A Galway farmer wants to remind farmers that it is only a matter of seconds between life and death after slurry gas almost killed him while he was agitating slurry.
Mike was doing the job when he noticed one of his heifers was staggering in the shed.
“It was last April, I drove over to the shed, looked into the cattle and saw that the slurry was just about to break up through the slats. So I said if I could get it agitated, normally is what happens the slurry will go down about three inches,” Mike says.
Mike explains how he has been doing this job for 22 years and has had absolutely no problem doing it. He says how the slurry started to agitate and he saw one of the heifers staggering and the next thing all hell broke loose they all started to go down.
“So at that stage then I knew it was gas. I ran down, opened the gate and two of them were dead. I didn’t think what I was doing to myself.
“Each time I had to stoop down to catch an animals head, my head was in contact with the gas. Obviously if I got one full mouthful of it I was gone like the cattle.”
Mike says how he had to go over to the house and before he got there he had pains in his chest. By the time he got to the door of the house he was hardly able to speak and his wife brought him to hospital. Mike reminds farmers that it is only a matter of seconds between life and death.

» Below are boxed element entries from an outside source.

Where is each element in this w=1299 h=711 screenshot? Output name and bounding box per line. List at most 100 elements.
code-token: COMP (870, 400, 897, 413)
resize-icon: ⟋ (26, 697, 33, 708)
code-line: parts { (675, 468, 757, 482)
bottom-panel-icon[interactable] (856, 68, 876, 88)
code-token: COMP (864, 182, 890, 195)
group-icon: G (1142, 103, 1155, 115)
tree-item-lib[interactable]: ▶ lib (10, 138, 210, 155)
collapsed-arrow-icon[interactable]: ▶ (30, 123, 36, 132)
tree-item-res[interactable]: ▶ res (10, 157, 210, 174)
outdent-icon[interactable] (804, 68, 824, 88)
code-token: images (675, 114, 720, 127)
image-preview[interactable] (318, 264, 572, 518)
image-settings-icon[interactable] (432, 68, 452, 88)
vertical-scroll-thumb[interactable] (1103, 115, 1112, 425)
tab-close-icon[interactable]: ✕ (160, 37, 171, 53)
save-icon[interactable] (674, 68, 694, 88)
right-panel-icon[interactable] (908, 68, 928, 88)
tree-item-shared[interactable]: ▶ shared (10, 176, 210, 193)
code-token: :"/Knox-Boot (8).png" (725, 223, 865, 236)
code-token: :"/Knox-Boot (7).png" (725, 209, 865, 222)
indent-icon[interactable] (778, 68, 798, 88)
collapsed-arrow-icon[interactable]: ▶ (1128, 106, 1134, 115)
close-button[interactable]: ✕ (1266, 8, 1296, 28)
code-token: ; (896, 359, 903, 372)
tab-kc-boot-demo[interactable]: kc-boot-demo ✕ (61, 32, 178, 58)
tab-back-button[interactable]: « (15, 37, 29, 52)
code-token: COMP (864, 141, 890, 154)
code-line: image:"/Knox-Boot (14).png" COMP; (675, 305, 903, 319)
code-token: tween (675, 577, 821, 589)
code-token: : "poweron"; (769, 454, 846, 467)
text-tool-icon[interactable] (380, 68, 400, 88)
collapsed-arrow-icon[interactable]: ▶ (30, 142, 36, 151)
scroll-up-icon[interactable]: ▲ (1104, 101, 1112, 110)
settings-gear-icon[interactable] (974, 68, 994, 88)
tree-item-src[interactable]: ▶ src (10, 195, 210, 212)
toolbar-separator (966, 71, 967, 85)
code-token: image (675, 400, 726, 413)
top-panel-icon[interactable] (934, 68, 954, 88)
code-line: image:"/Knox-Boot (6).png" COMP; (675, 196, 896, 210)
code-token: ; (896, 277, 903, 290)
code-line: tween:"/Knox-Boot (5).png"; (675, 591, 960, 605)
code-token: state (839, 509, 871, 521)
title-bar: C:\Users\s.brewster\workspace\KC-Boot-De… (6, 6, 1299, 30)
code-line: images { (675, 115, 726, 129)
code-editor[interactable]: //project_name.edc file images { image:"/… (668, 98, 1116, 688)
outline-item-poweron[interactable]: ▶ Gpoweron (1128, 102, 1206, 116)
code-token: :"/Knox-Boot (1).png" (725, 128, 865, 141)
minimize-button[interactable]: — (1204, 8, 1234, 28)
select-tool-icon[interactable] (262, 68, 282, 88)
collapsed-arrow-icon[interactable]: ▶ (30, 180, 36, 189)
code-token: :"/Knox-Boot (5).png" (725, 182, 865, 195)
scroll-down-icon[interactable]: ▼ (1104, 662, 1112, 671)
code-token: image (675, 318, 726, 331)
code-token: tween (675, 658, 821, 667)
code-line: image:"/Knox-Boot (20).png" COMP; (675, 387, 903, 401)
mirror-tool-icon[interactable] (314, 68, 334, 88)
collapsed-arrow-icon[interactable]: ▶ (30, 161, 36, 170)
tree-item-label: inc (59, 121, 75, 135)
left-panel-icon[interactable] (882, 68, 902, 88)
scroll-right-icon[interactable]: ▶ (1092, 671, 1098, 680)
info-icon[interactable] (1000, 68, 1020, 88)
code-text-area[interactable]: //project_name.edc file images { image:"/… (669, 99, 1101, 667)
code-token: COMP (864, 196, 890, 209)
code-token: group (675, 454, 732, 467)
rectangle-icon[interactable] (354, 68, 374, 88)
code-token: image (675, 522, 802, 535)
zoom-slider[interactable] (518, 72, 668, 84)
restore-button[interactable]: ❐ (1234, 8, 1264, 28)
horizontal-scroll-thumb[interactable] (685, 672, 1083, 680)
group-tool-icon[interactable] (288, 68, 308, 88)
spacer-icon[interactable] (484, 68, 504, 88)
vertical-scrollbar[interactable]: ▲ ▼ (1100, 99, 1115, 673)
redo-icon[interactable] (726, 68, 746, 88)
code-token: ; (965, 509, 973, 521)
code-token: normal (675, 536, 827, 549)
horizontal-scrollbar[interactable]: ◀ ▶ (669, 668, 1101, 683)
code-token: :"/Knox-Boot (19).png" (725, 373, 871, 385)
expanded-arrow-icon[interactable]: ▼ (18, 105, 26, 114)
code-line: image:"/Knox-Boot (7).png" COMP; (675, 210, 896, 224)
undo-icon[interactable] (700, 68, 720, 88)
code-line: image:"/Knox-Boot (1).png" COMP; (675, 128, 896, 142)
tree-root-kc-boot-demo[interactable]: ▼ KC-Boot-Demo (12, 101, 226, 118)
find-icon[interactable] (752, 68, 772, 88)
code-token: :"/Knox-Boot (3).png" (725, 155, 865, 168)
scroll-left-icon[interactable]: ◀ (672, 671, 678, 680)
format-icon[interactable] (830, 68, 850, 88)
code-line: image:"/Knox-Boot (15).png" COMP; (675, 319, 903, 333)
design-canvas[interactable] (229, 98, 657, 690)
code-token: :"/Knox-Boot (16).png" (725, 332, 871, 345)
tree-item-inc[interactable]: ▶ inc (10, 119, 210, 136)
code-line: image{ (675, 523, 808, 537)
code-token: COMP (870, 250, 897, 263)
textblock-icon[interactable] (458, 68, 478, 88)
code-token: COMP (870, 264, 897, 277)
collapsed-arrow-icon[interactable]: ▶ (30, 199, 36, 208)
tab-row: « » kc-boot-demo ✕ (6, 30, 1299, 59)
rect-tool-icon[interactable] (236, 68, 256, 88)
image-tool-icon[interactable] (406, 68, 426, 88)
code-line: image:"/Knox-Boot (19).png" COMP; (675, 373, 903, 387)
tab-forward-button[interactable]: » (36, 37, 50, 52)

“Afterwards I suppose it was the shock of what actually did happen in a matter of seconds, I want to make other people aware of what can happen.
“Number one, let there be no illusions about this you are engaging in a dangerous practice. Number two, it is absolutely fundamental, don’t have the animals in the shed [when you’re agitating slurry].
“Take a look around the room see who is in the room with you, if you’re a married man with a family, you have an obligation. You’re no good to them when you’re six foot under, so cop yourself on,” Mike says.
This video is part of the Health and Safety Authority’s (HSA) two-week farm safety campaign.